While waiting for the plate twirler to clean up the plates that somehow launched themselves into the third row barely missing the statue of Ebenezer Bryce, I flipped through the recip book to the part about the smoked birds.  The original ancient recipe is still a mystery.  Evey year the cooks try a different combination of spices, nuts, hoping to emulate the legendary turkey recipe of the once local indian tribes. The moderator was making a big deal out of this recipe.  In the cookbook there is a note that every season the meats to be smoked are placed on the window ledges and the tecnawatu, a visitor from the spirit world comes out of the forest sprinkles unknown spices on the meats while the kids prepare for the talent show.  Nothing extra is added to the meats and they are place on a fire of pinyon pine charcoal.  While reading, I blurted out, "its all in the sand".  Everyone looked at me very oddly.  I said "What the old indian told me was that the unique taste came from the different sands in the canyon."  The matron of the talent show asked "Have you seen Technawatu?"   "Does he wear Birkenstocks?" I posed.  A few people chuckled and continued watching the talents of the dancing mule deer.   Tecnawatu was described as a shadow coming to life out of the hoodoos, the tall weather worn stone towers famous in Bryce canyon.  It was a spirit and wore brilliantly colored robes.  It moved on the wind without sound.  In the Lodge, the is a book where visitors can write descriptions of their encounters with the techawatu.  There are several hundred sightings of Bryce Canyon's ghost.  Common  entries were similar to "I could hear him singing while moving through the trees" or "The brightly colored ghost passed by swiftly and I could smell smoked meat on the wind".   
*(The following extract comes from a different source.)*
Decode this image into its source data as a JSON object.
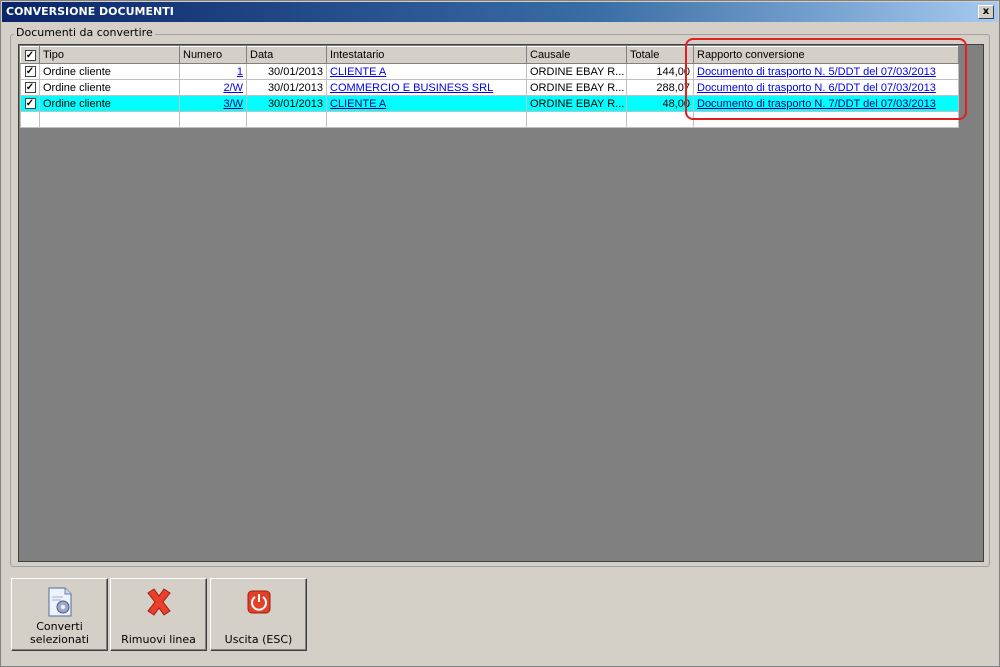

The talent show ended with a full chorus of the Bryce Canyon Goodbye song., I purchased a large cup of beer for the walk back to the campsite wondering if my tent or the Indian were there.  The sun was down and forest was cooling off when I left the lodge. If my sleeping bag was still there I would need to delouse it of  bed bugs and mites.  They carry disease you know. I was pretty sure I was going to get the Rocky Mountain trots at the very least.  As I finished off my beer, I thought maybe the Coors will keep me disinfected.   The down hill walk seemed like more that a mile and I kept seeing the shadows of the Technawatu.   I walked and spoke aloud in the direction of the canyon and the echo would come back three times.  The light from the moon kept my trail illuminated. There were some people out in front of the camp store rocking in the chairs and keeping an eye on things. "Hey, I think your turkey is done."  I chuckled and said, "Did that old freakin indian leave me any?"   "We did not see any indian" they said.  "That is a lot of food for one guy, where is the rest of your group?"  I quickened the pace to my tent with the two rocking chair dudes in tow.  The campsite was immaculate with the sand swept smooth and the sleeping bag was rolled up nicely.  The coals from the fire gave off just enough light where I could see roasted corn on the cob, a wooden bowl of wild greens and some tortilla looking things.  The smell of smoked turkey was everywhere.  There was a six pack of  chilled Falstaff beer wrapped in a brightly colored Indian blanket.  The two old rockers looked at me in earnest and I looked at them and said, "dig in boys, there is plenty to go around."  "This is the best damn bird I have ever tasted, what did you use for a rub, you gotta give me the recipe?"  "I dropped it in the sand, it must be the iron or something."  They laughed and said, "Falstaff, I never heard of that brand of beer" while they ripped smoked bird off the bone. "Yep", I said.   "Nothing better than eating like chiefs, thinking of satisfying squaws and straight arrows in every quiver." Looking out toward the canyon,  I could see the smoke trails from all the camp fires mingling together and drifting through the hoodoos filling the shadows.